KONY2012 launched last week and I kept thinking to myself, haven’t we been through this before?
Central figure putting himself in a story of poverty where you can help the helpless by giving the privileged guy money. One year out of the fraud of Three Cups of Tea fiasco and we seem to forget that any charity with a central figure looking to promote their story with this UNBELIEVABLY well put together story is a *gasp* fraud.
A conversation I’ve had several times over the last few years is on the value of aid. Microlending seems to be the most participated in direct aid that my friends participate in, but…
The distinction isn’t just academic. While the earlier generation of microlenders were non-profits that tended to loan to collectives or cooperatives, 50% of microlenders now loan just to individuals, and 25% are for-profit businesses. They are acting more like traditional lenders, and their loans aren’t cheap, with 10–100% annualized interest. Because microcredit continues to be praised as a development strategy, discerning whether such loans can have positive effects without the bells and whistles that sometimes accompany it is key.

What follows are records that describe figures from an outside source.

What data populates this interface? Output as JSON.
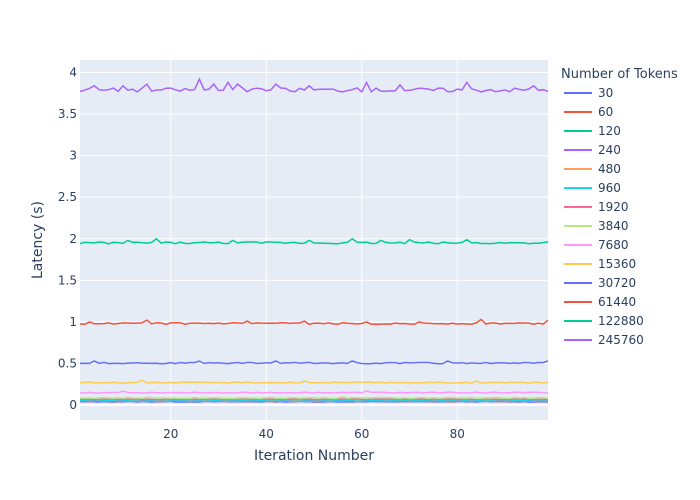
{
  "chart_data": {
    "type": "line",
    "title": "",
    "xlabel": "Iteration Number",
    "ylabel": "Latency (s)",
    "xlim": [
      1,
      99
    ],
    "ylim": [
      -0.18,
      4.15
    ],
    "x_ticks": [
      20,
      40,
      60,
      80
    ],
    "y_ticks": [
      0,
      0.5,
      1,
      1.5,
      2,
      2.5,
      3,
      3.5,
      4
    ],
    "y_tick_labels": [
      "0",
      "0.5",
      "1",
      "1.5",
      "2",
      "2.5",
      "3",
      "3.5",
      "4"
    ],
    "grid": true,
    "legend_title": "Number of Tokens",
    "legend_position": "right",
    "iterations": 99,
    "series": [
      {
        "name": "30",
        "color": "#636efa",
        "base": 0.04,
        "noise": 0.004,
        "spikes": []
      },
      {
        "name": "60",
        "color": "#EF553B",
        "base": 0.045,
        "noise": 0.004,
        "spikes": []
      },
      {
        "name": "120",
        "color": "#00cc96",
        "base": 0.05,
        "noise": 0.005,
        "spikes": [
          [
            58,
            0.06
          ]
        ]
      },
      {
        "name": "240",
        "color": "#ab63fa",
        "base": 0.055,
        "noise": 0.005,
        "spikes": []
      },
      {
        "name": "480",
        "color": "#FFA15A",
        "base": 0.065,
        "noise": 0.005,
        "spikes": []
      },
      {
        "name": "960",
        "color": "#19d3f3",
        "base": 0.05,
        "noise": 0.004,
        "spikes": []
      },
      {
        "name": "1920",
        "color": "#FF6692",
        "base": 0.07,
        "noise": 0.005,
        "spikes": []
      },
      {
        "name": "3840",
        "color": "#B6E880",
        "base": 0.085,
        "noise": 0.006,
        "spikes": [
          [
            56,
            0.1
          ]
        ]
      },
      {
        "name": "7680",
        "color": "#FF97FF",
        "base": 0.15,
        "noise": 0.006,
        "spikes": [
          [
            10,
            0.165
          ],
          [
            61,
            0.17
          ]
        ]
      },
      {
        "name": "15360",
        "color": "#FECB52",
        "base": 0.27,
        "noise": 0.006,
        "spikes": [
          [
            14,
            0.3
          ],
          [
            48,
            0.29
          ],
          [
            84,
            0.29
          ]
        ]
      },
      {
        "name": "30720",
        "color": "#636efa",
        "base": 0.505,
        "noise": 0.008,
        "spikes": [
          [
            4,
            0.53
          ],
          [
            26,
            0.53
          ],
          [
            42,
            0.53
          ],
          [
            58,
            0.53
          ],
          [
            78,
            0.53
          ],
          [
            99,
            0.53
          ]
        ]
      },
      {
        "name": "61440",
        "color": "#EF553B",
        "base": 0.98,
        "noise": 0.01,
        "spikes": [
          [
            3,
            1.0
          ],
          [
            15,
            1.02
          ],
          [
            36,
            1.01
          ],
          [
            48,
            1.01
          ],
          [
            61,
            1.0
          ],
          [
            72,
            1.0
          ],
          [
            85,
            1.03
          ],
          [
            99,
            1.02
          ]
        ]
      },
      {
        "name": "122880",
        "color": "#00cc96",
        "base": 1.95,
        "noise": 0.012,
        "spikes": [
          [
            11,
            1.98
          ],
          [
            17,
            2.0
          ],
          [
            33,
            1.98
          ],
          [
            49,
            1.98
          ],
          [
            58,
            2.0
          ],
          [
            64,
            1.98
          ],
          [
            70,
            1.99
          ],
          [
            82,
            1.99
          ]
        ]
      },
      {
        "name": "245760",
        "color": "#ab63fa",
        "base": 3.79,
        "noise": 0.025,
        "spikes": [
          [
            4,
            3.84
          ],
          [
            10,
            3.84
          ],
          [
            15,
            3.86
          ],
          [
            26,
            3.92
          ],
          [
            29,
            3.86
          ],
          [
            32,
            3.88
          ],
          [
            34,
            3.86
          ],
          [
            42,
            3.86
          ],
          [
            49,
            3.84
          ],
          [
            61,
            3.88
          ],
          [
            68,
            3.85
          ],
          [
            82,
            3.88
          ],
          [
            96,
            3.84
          ]
        ]
      }
    ]
  }
}
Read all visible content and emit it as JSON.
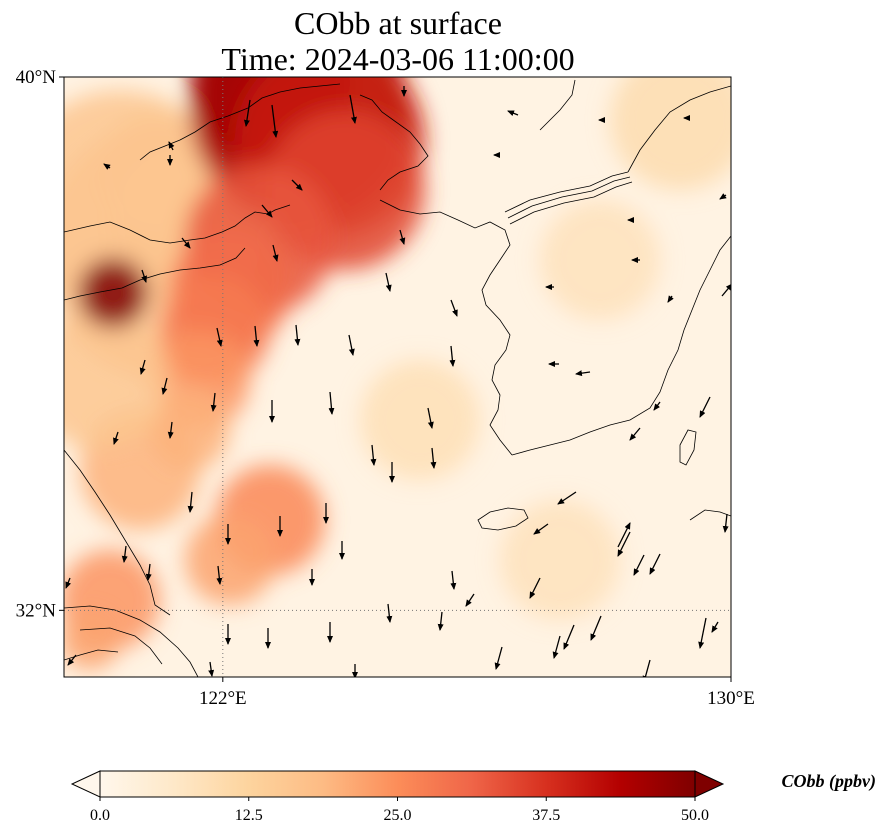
{
  "title": {
    "line1": "CObb at surface",
    "line2": "Time: 2024-03-06 11:00:00"
  },
  "map": {
    "variable": "CObb",
    "level": "surface",
    "projection": "PlateCarree",
    "extent": {
      "lon_min": 119.5,
      "lon_max": 130.0,
      "lat_min": 31.0,
      "lat_max": 40.0
    },
    "gridlines": {
      "style": "dotted",
      "color": "#777777",
      "lons": [
        122
      ],
      "lats": [
        32
      ]
    },
    "lat_ticks": [
      {
        "value": 40,
        "label": "40°N"
      },
      {
        "value": 32,
        "label": "32°N"
      }
    ],
    "lon_ticks": [
      {
        "value": 122,
        "label": "122°E"
      },
      {
        "value": 130,
        "label": "130°E"
      }
    ],
    "vectors": "wind arrows",
    "coastlines": true
  },
  "colorbar": {
    "label": "CObb (ppbv)",
    "colormap": "OrRd",
    "min": 0.0,
    "max": 50.0,
    "extend": "both",
    "ticks": [
      {
        "value": 0.0,
        "label": "0.0"
      },
      {
        "value": 12.5,
        "label": "12.5"
      },
      {
        "value": 25.0,
        "label": "25.0"
      },
      {
        "value": 37.5,
        "label": "37.5"
      },
      {
        "value": 50.0,
        "label": "50.0"
      }
    ],
    "stops": [
      "#fff7ec",
      "#fee8c8",
      "#fdd49e",
      "#fdbb84",
      "#fc8d59",
      "#ef6548",
      "#d7301f",
      "#b30000",
      "#7f0000"
    ]
  }
}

So where is one to go to help? Celebrating charity fraud (charifraud ?) should be just as rejected as the premise of withholding aid. The biggest surprise of the traveling I’ve been doing is the amount of fraud around charity. It has made me super hesitant to participate.
What works? Knowledge share is super important, as is government and medicine. There are things that are working, which is refreshing.
The only ask I wish more took the time to ask: can we move beyond these perfect storms of fraud and actually concentrate on communities where we know the names of the citizens (our own backyards)?